Adapted from Lester Cohen's novel, a father wants his sons to take over his department store, but he is disappointed.
Daniel Pardway (Lionel Barrymore) and his wife Abigail (Ninetta Sunderland) arrive in Chicago in 1871 after the fire and are greeted by his brother Thane (Alan Dinehart). Dan opens the Bazaar store in a big barn, selling socks for 5 cents a pair, and he hires Abe Ullman (Gregory Ratoff) for a dollar a day. Over the next thirteen years his wife Abigail gives him three sons and a daughter; but she dies soon after the fourth child is born.

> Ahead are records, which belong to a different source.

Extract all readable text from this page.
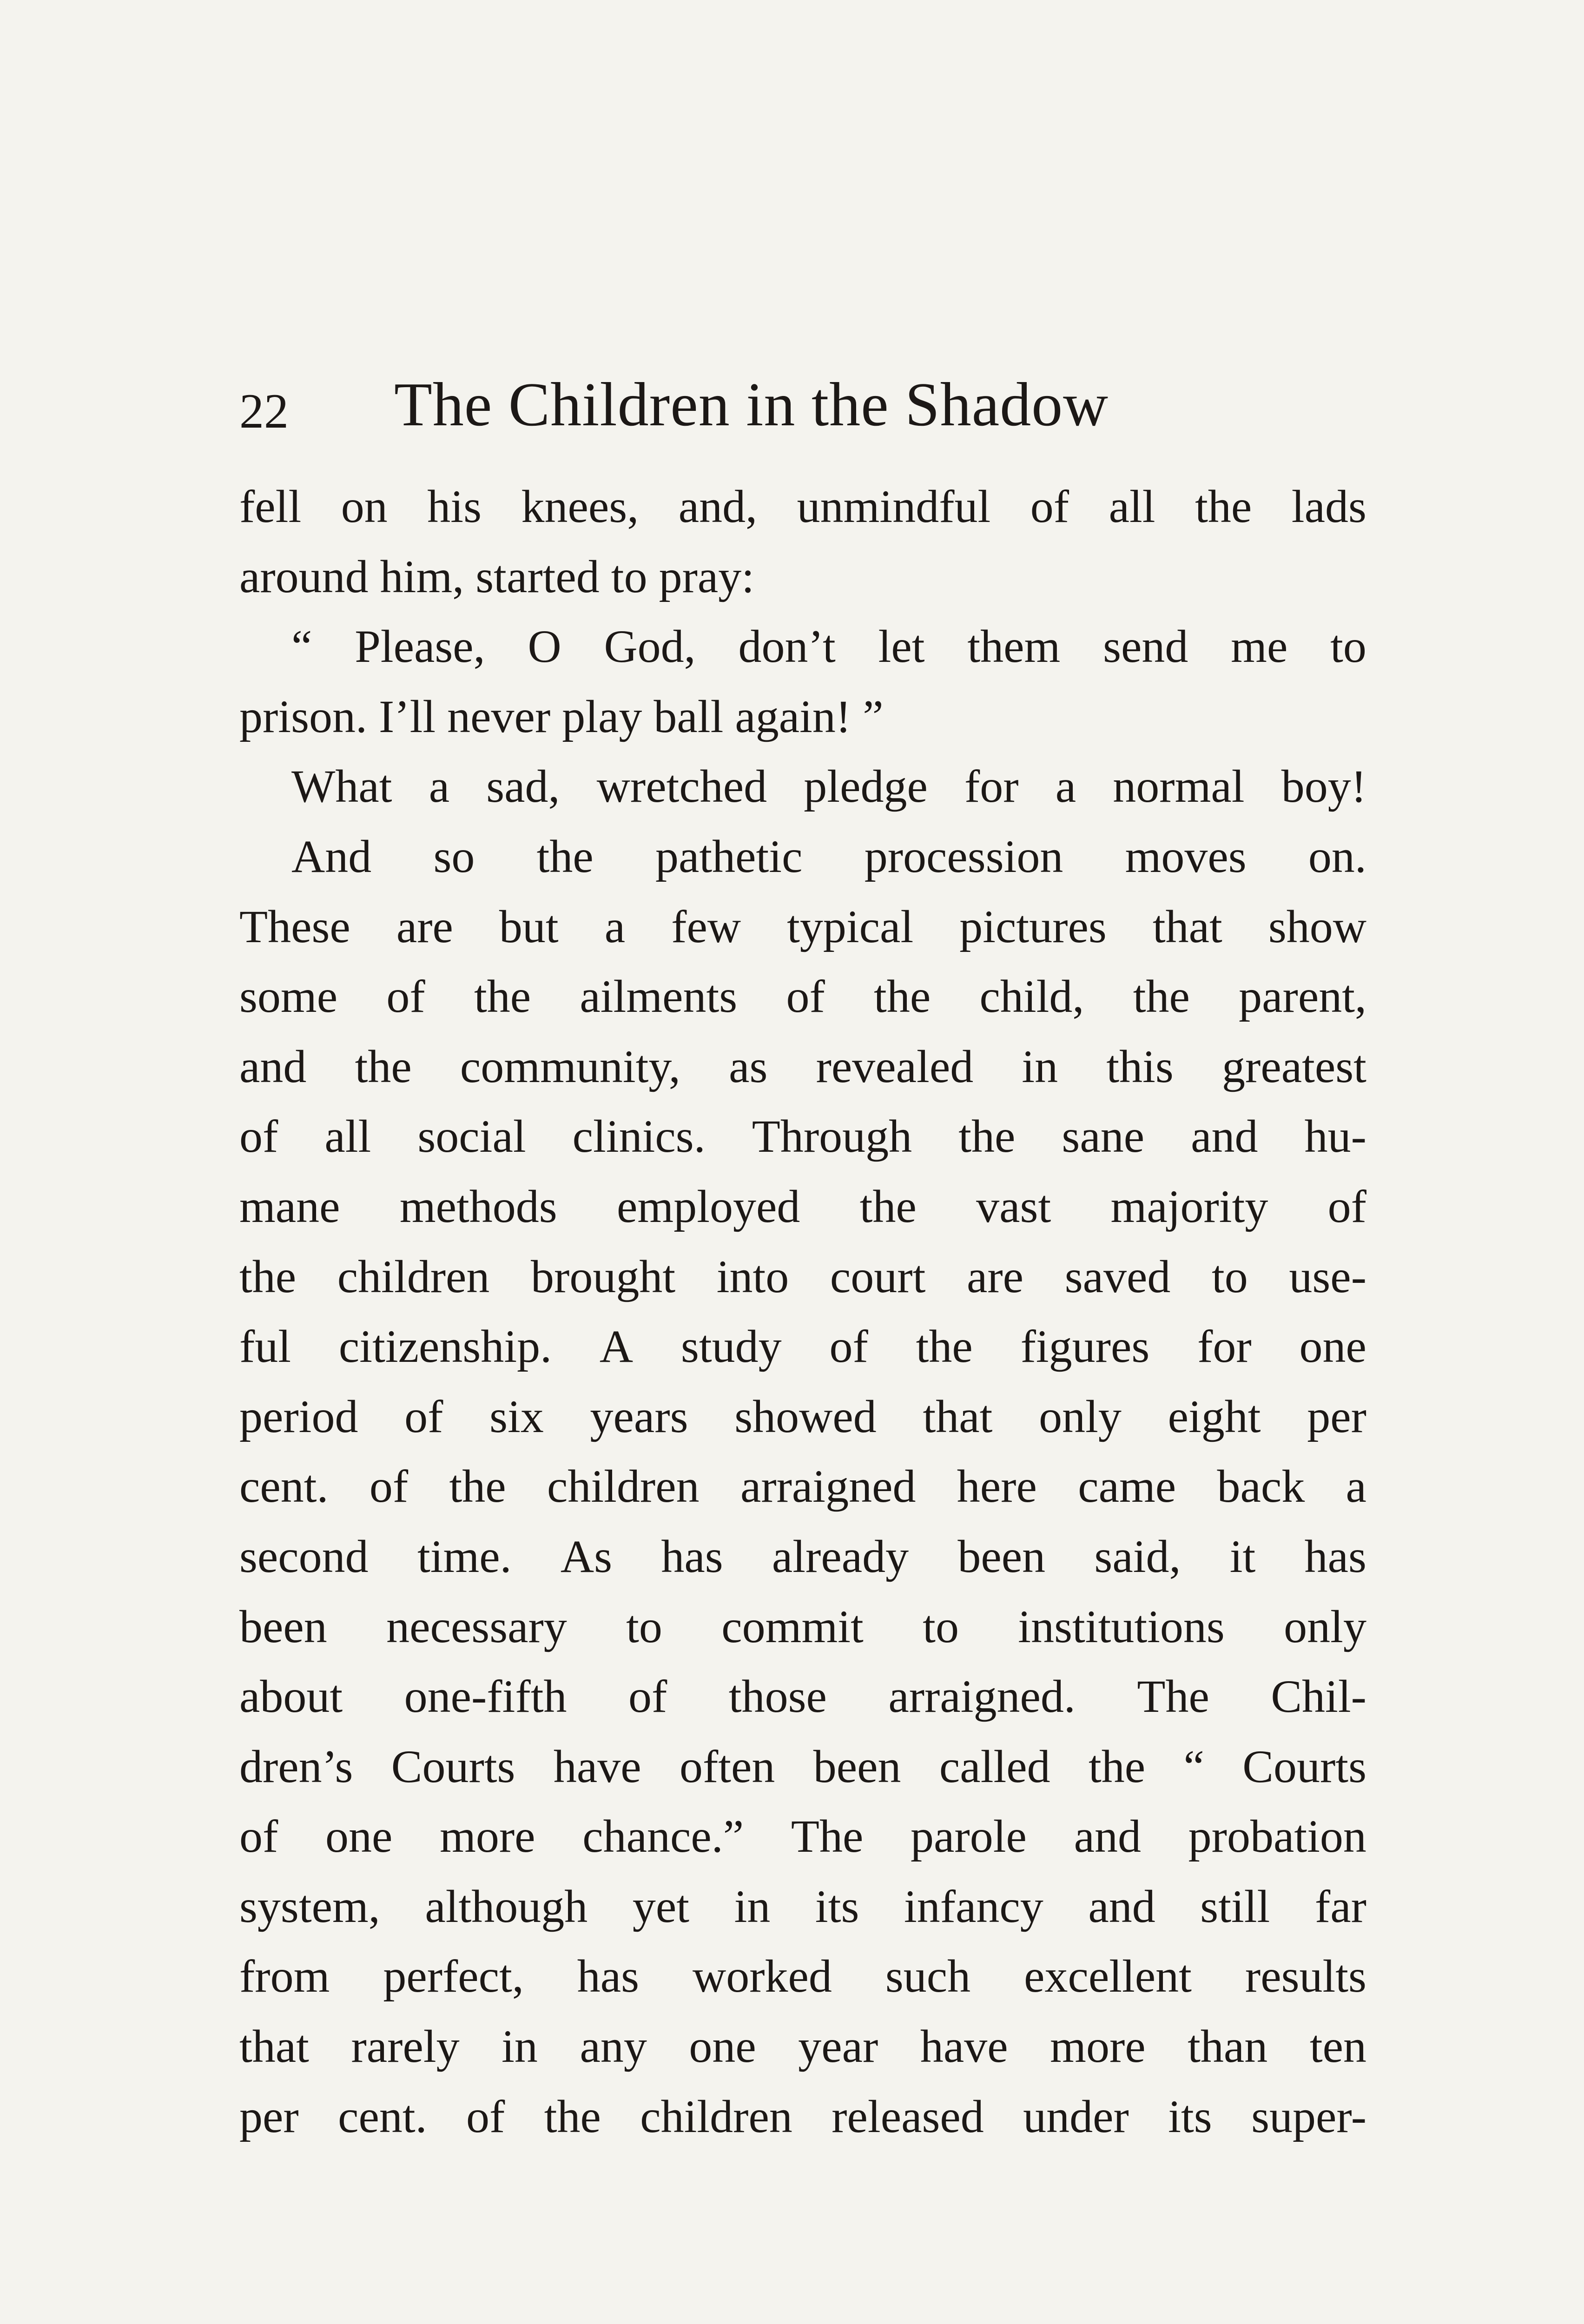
22 The Children in the Shadow
fell on his knees, and, unmindful of all the lads
around him, started to pray:
“ Please, O God, don’t let them send me to
prison. I’ll never play ball again! ”
What a sad, wretched pledge for a normal boy!
And so the pathetic procession moves on.
These are but a few typical pictures that show
some of the ailments of the child, the parent,
and the community, as revealed in this greatest
of all social clinics. Through the sane and hu-
mane methods employed the vast majority of
the children brought into court are saved to use-
ful citizenship. A study of the figures for one
period of six years showed that only eight per
cent. of the children arraigned here came back a
second time. As has already been said, it has
been necessary to commit to institutions only
about one-fifth of those arraigned. The Chil-
dren’s Courts have often been called the “ Courts
of one more chance.” The parole and probation
system, although yet in its infancy and still far
from perfect, has worked such excellent results
that rarely in any one year have more than ten
per cent. of the children released under its super-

Years later Gene (William Gargan) is in Paris; Bert (George Meeker) is at Princeton; and Fred (Eric LInden) is in military school. Gene marries in Europe and is getting money from Bazaar. Dan Pardway has a party for his returning children in his large home. He hopes they will take over the business. His general manager Abe asks him for a share in the business; but Dan, saving the store for his sons, only offers him a raise. Gene is discovered drinking with another woman. When he roughs her up, she shoots a man; but it is covered up as a suicide. Gene decides to work with Thane on a campaign. Dan makes Bert assistant general manager and shows Fred pages of ads for the store. Fred meets Mamie (Helen Mack) wrapping packages on Christmas Eve. She faints, and in a car he gives her a ring and kisses her. Thane takes presents to the poor but dies in the snow.
Dan incorporates Bazaar with one hundred shares, giving ten each to Gene, Phoebe (Gloria Stuart), Bert, and Fred. Abe is jealous. Bert tells his father he wants to work in the display department. Mamie shows Dan Pardway the ring Fred gave her, and Pardway gives her a check for $5,000 to stop talking. Fred comes home drunk at 3 a.m. He admits to his father he is no good and doesn't like working in the store. His father tells him to get out, and he gradually becomes a bum. Phoebe is divorced from a European prince. Dan visits Abe in his same old home, and they feel sorry for each other. Abe tells Dan he bought the shares of Fred and Phoebe. Dan collapses, and telegrams are sent to his children. Dan says they failed him, though Bert tried. He gives his sons six months to make good or he will give his remaining shares to Abe. Dan says goodbye to his four children and dies. Alone, Fred says he will try.
Dan and Abe built a business empire; but Abe had no other life, and Dan discovered than none of his children were suited to run his business. This drama explores the father's disappointment in his children not living up to his expectations.